Even though this is in the US, many GuitarsCanada people are close to the border ... 

Guitar Center web site has a promotion currently on the new Tannoy Reveal 502 powered monitors for $99 each. 

I had a $10 off coupon, so I'm getting a pair (hope to pick up from Buffalo store Monday) for $94 each! (John at the GC Buffalo was super helpful. I've had excellent experiences with the pro audio and guitar sales staff there.)

I currently do all my mixing on the headphones that came with my Focusrite Scarlett Studio package, so this should be an upgrade by any stretch of the imagination! 
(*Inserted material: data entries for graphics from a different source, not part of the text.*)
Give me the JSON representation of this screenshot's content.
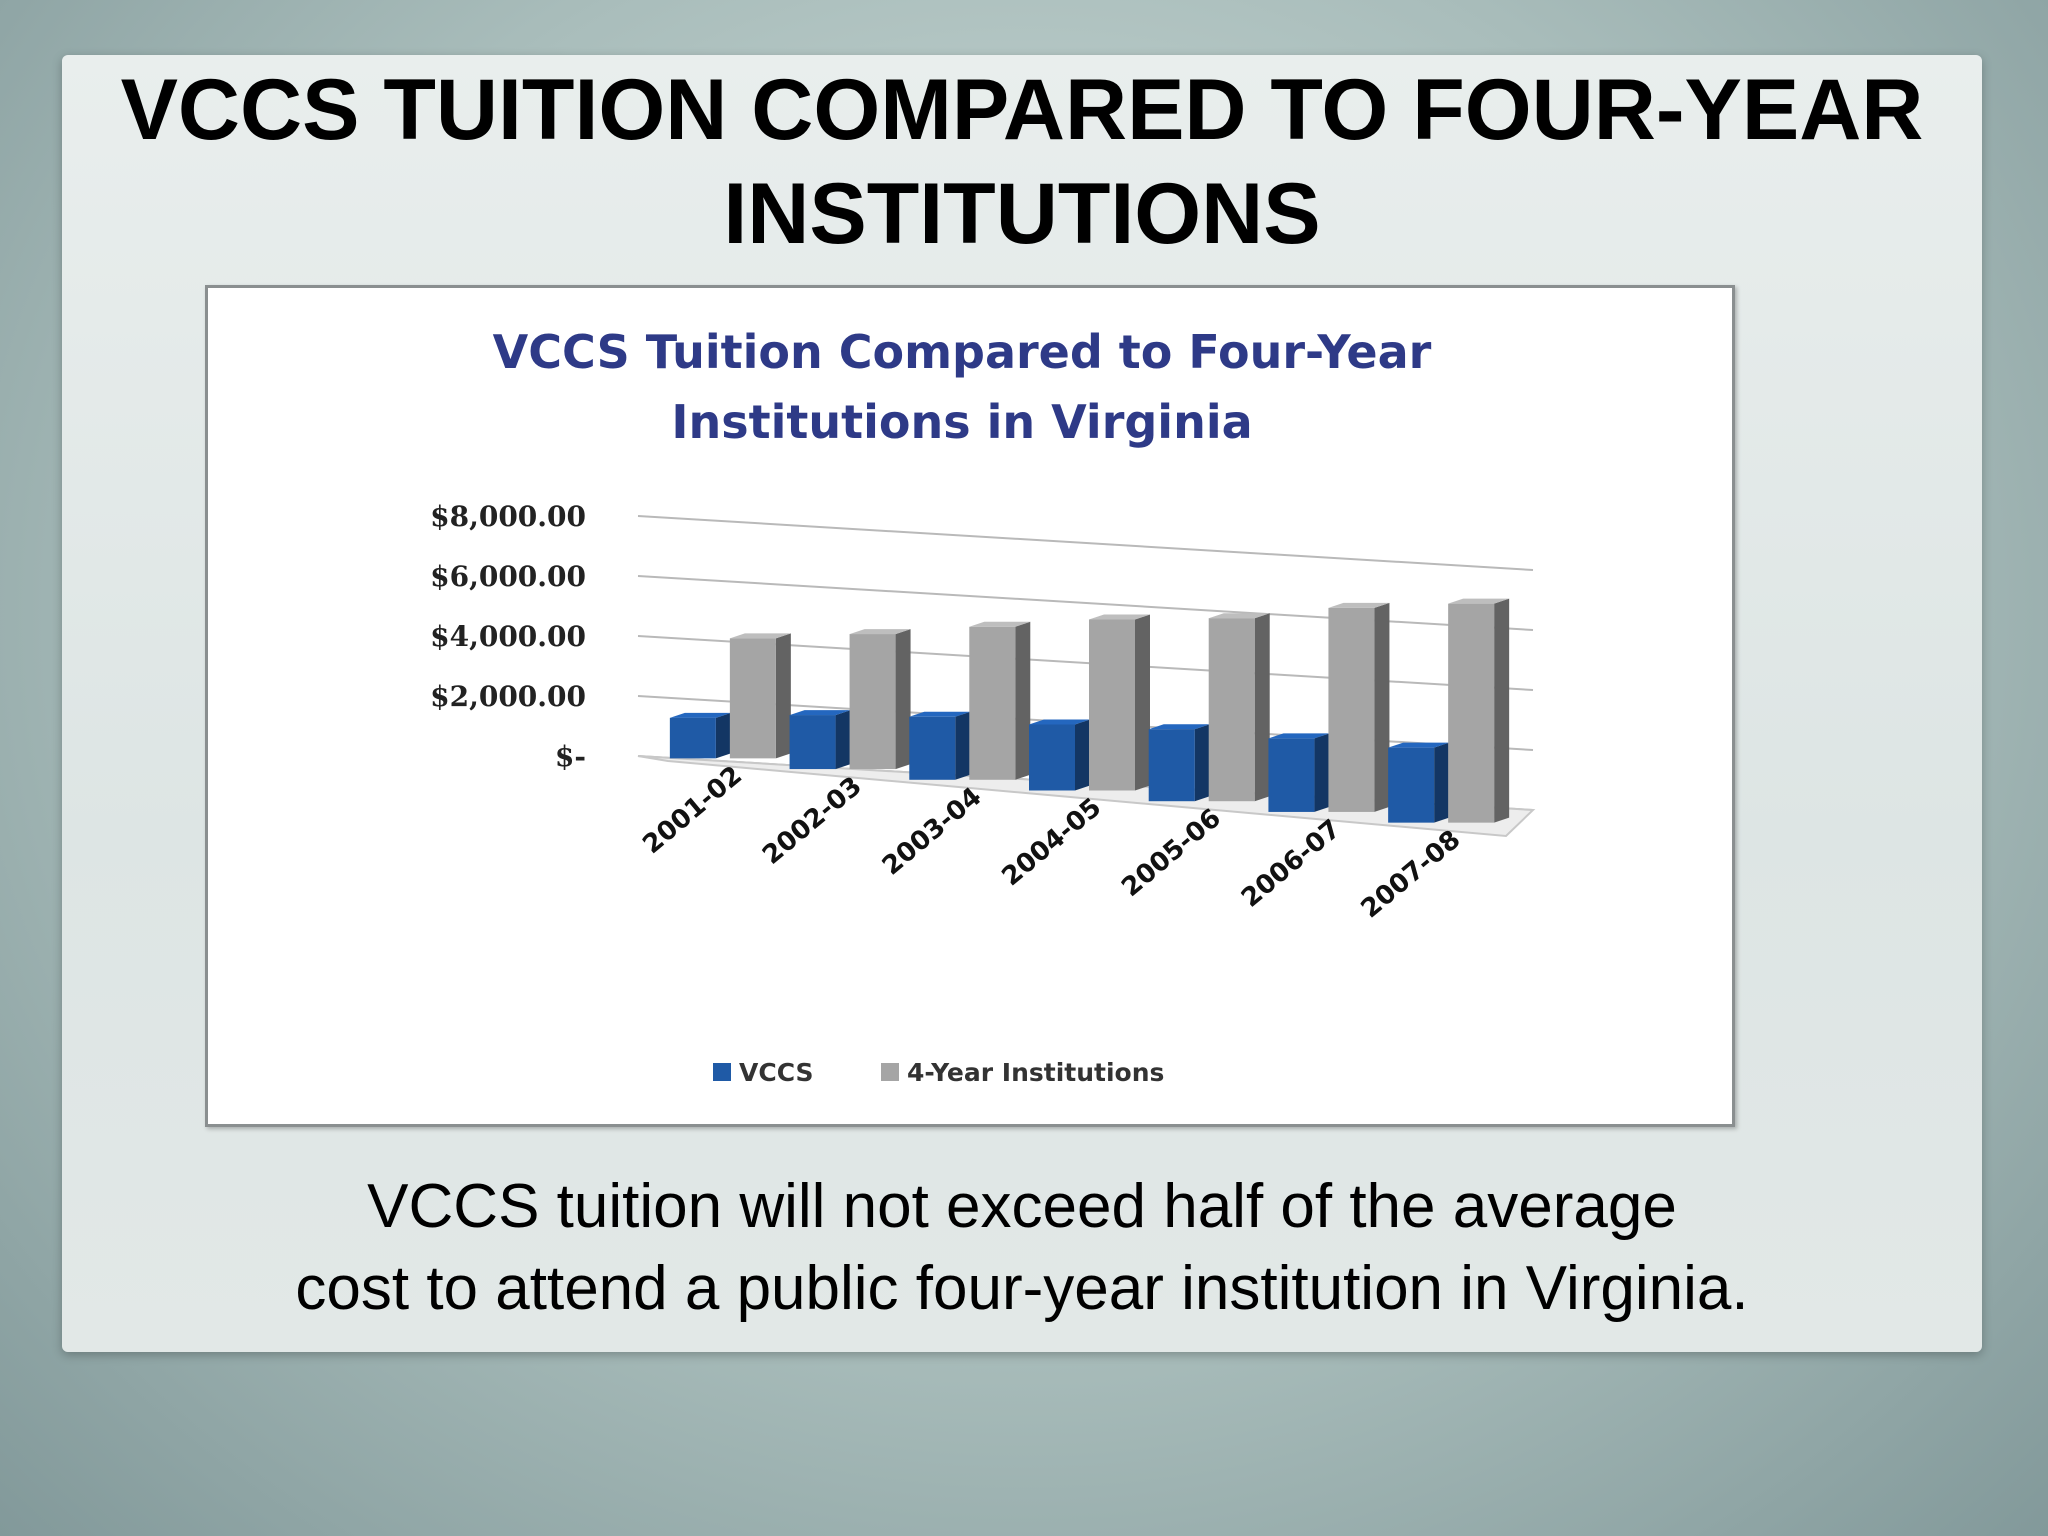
{
  "slide": {
    "title": "VCCS TUITION COMPARED TO FOUR-YEAR INSTITUTIONS",
    "caption_line1": "VCCS tuition will not exceed half of the average",
    "caption_line2": "cost to attend a public four-year institution in Virginia."
  },
  "chart_data": {
    "type": "bar",
    "title_line1": "VCCS Tuition Compared to Four-Year",
    "title_line2": "Institutions in Virginia",
    "categories": [
      "2001-02",
      "2002-03",
      "2003-04",
      "2004-05",
      "2005-06",
      "2006-07",
      "2007-08"
    ],
    "series": [
      {
        "name": "VCCS",
        "values": [
          1350,
          1800,
          2100,
          2200,
          2400,
          2450,
          2500
        ],
        "color": "#1f5aa6"
      },
      {
        "name": "4-Year Institutions",
        "values": [
          4000,
          4500,
          5100,
          5700,
          6100,
          6800,
          7300
        ],
        "color": "#a5a5a5"
      }
    ],
    "y_ticks": [
      "$-",
      "$2,000.00",
      "$4,000.00",
      "$6,000.00",
      "$8,000.00"
    ],
    "ylim": [
      0,
      8000
    ],
    "legend_position": "bottom",
    "gridlines": true,
    "style": "3d-clustered-column"
  }
}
They also have the Rokit KRK 5 Gen 3 in gold for $99.99, but the Buffalo store only has one (not one pair, just one!). Still, if you're in no hurry, they could ship one from another store to make a pair. The black ones are $149.50, so the gold color must be very unpopular!


----------



## 59burst (May 27, 2010)

OK, I got these on Monday, and have been listening to them. They sound quite good, and very balanced. I won't have time to really put them through their paces with some mixes and comparing to headphones and my regular stereo speakers for a couple weeks, but the early indication is great, and I'm pretty stunned for the price.

Some reviews have mentioned a hiss/buzz even without signal, but mine are silent.


----------



## Steadfastly (Nov 14, 2008)

You got a great deal. They are now $180.00 each.


----------



## 59burst (May 27, 2010)

I just got an e-mail from GC, and they are on sale for $89 each for Father's Day. Even cheaper than I got them for!

http://www.guitarcenter.com/Pro-Audio.gc?pcid=5071&ipp=25&icid=401485


----------



## copperhead (May 24, 2006)

59burst said:


> I just got an e-mail from GC, and they are on sale for $89 each for Father's Day. Even cheaper than I got them for!
> 
> http://www.guitarcenter.com/Pro-Audio.gc?pcid=5071&ipp=25&icid=401485


Thanks ......Just what I was looking for ..Ordered them last night


----------



## copperhead (May 24, 2006)

Any one know how long it takes for Guitarcenter to process an order ?
Ordered the Monitors on Sunday night & now it's Thursday night 
I did get an order confirmation from Borderfree but that's it ...


----------